With costs rising for rent and more requests for help, Comox Valley Search and Rescue says they need land at low cost to keep themselves afloat and build a new facility.
According to CVSAR treasurer Bronwen Beedle, the annual rent at their current facility will hit $80,000 this year. Beedle adds the costs of insurance, replacement equipment, fuel, travel and training have all gone up as well.
Beedle adds that with the costs increasing, it’s possible they will not be able to continue with new build plans.
“If it’s going to cost us in the neighbourhood of $80,000 per year, we won’t be able to fundraise at the same time,” said Beedle. “That money that we’ve been putting towards the new building fund will have to go towards rent.”
Beedle adds they are the only first responders in the Comox Valley who are sorting bottles to make ends meet, and the cost is affecting the amount of training they can do with members.
Beedle and director at large Darren Boss presented to Courtenay council Wednesday, seeking a “without cost” land allocation, suggesting a location in the downtown with a high number of urban calls.
“In our last five callouts, four of them have been urban services,” said Beedle. “That’s since January.”
Beedle added that 2022 was the first-year funding was allocated from province for search and rescue, but they represent half the required funding to support annual operations.
CVSAR is the only search and rescue organization paying rent for their operations on the Island, according to Beedle.
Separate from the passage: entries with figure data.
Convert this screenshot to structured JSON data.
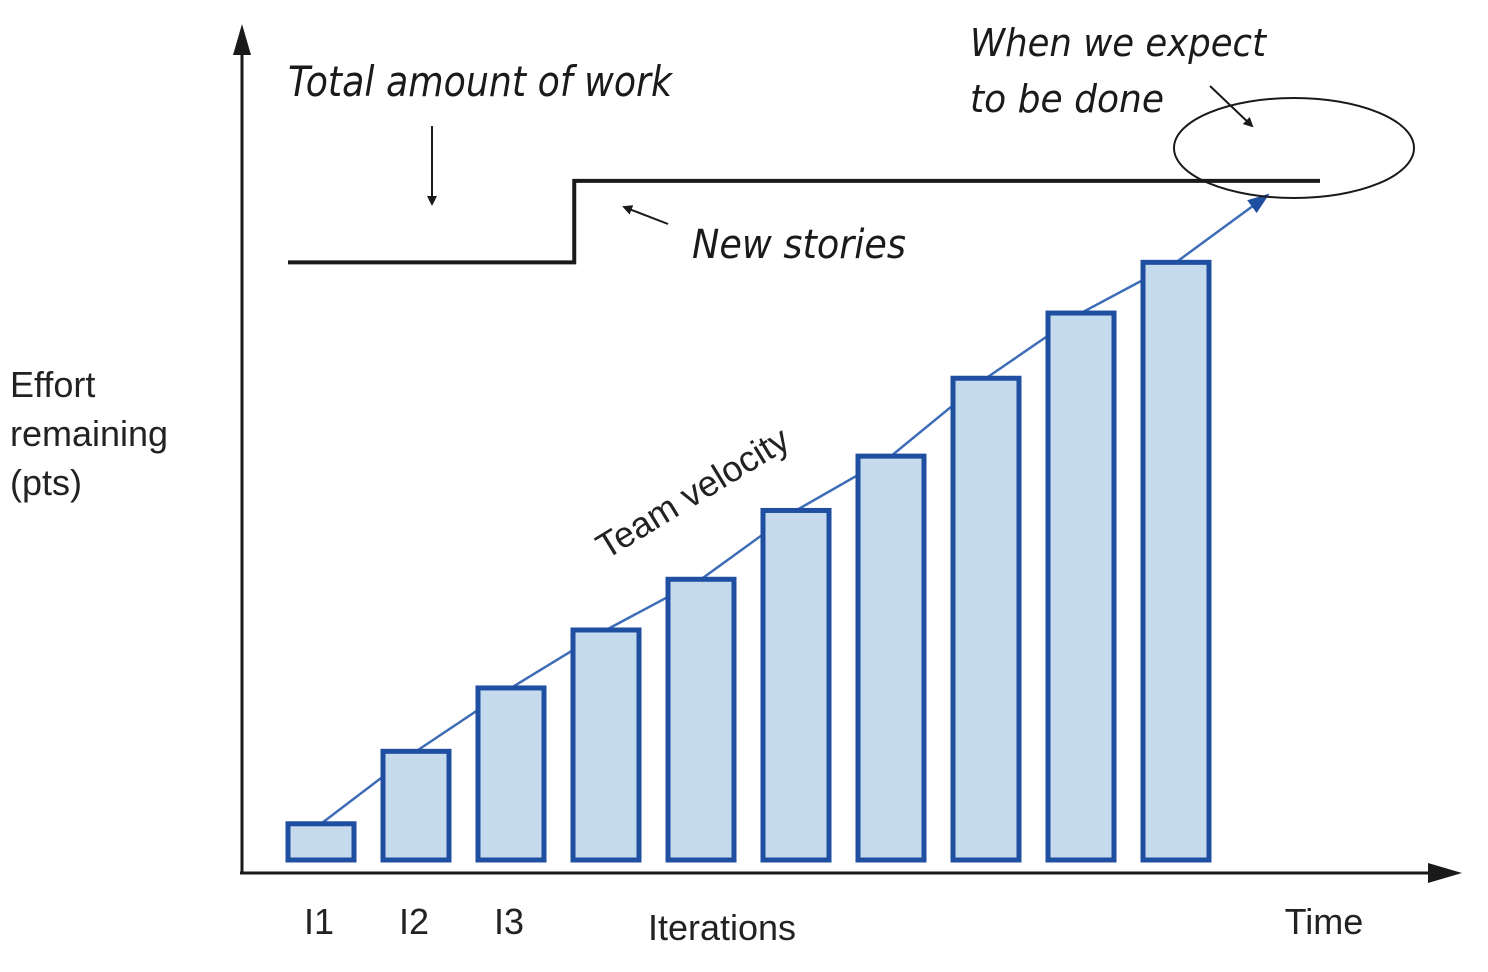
{
  "chart_data": {
    "type": "bar",
    "categories": [
      "I1",
      "I2",
      "I3",
      "",
      "",
      "",
      "",
      "",
      "",
      ""
    ],
    "values": [
      2,
      6,
      9.5,
      12.7,
      15.5,
      19.3,
      22.3,
      26.6,
      30.2,
      33
    ],
    "total_work": {
      "before": 33,
      "after": 37.5,
      "step_at_iteration": 4
    },
    "xlabel": "Iterations",
    "x_axis_end_label": "Time",
    "ylabel_lines": [
      "Effort",
      "remaining",
      "(pts)"
    ],
    "ylim": [
      0,
      45
    ],
    "grid": false,
    "annotations": {
      "total_work": "Total amount of work",
      "new_stories": "New stories",
      "velocity": "Team velocity",
      "done_line1": "When we expect",
      "done_line2": "to be done"
    },
    "colors": {
      "bar_fill": "#c6daee",
      "bar_stroke": "#1f4fa0",
      "velocity": "#3e6db8",
      "ink": "#1a1a1a"
    }
  }
}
She adds all other teams on the Island have land or facilities allocated to them by districts or municipalities at little cost, often around $1 annually.
This includes Campbell River SAR, who share a space with the fire department, Nanaimo SAR and Arrowsmith SAR. Beedle says Nanaimo and Arrowsmith have opened new facilities in the last few years, each with a cost of around $2.5 million.
The team would like to build a 13 metre by 27 metre emergency building at a cost of $1.5 million with new land.
Courtenay councillors are hoping the province can help get the project off the ground and find a solution, however, mayor Bob Wells adds it is difficult to find the land and funds to do so.
“One of the challenges we have as a municipality is we don’t have a lot of land to begin with,” said Wells. “We get about $0.07 on the tax dollar that is collected from all of residents and most of it goes to the province and the feds.
“We don’t actually get enough money to deal with our own roads, water and sewer and we’re often fighting other municipalities for grant money.”
Councillor Doug Hillian added that he hopes they will be able to help to advocate for the area with other municipalities’ support.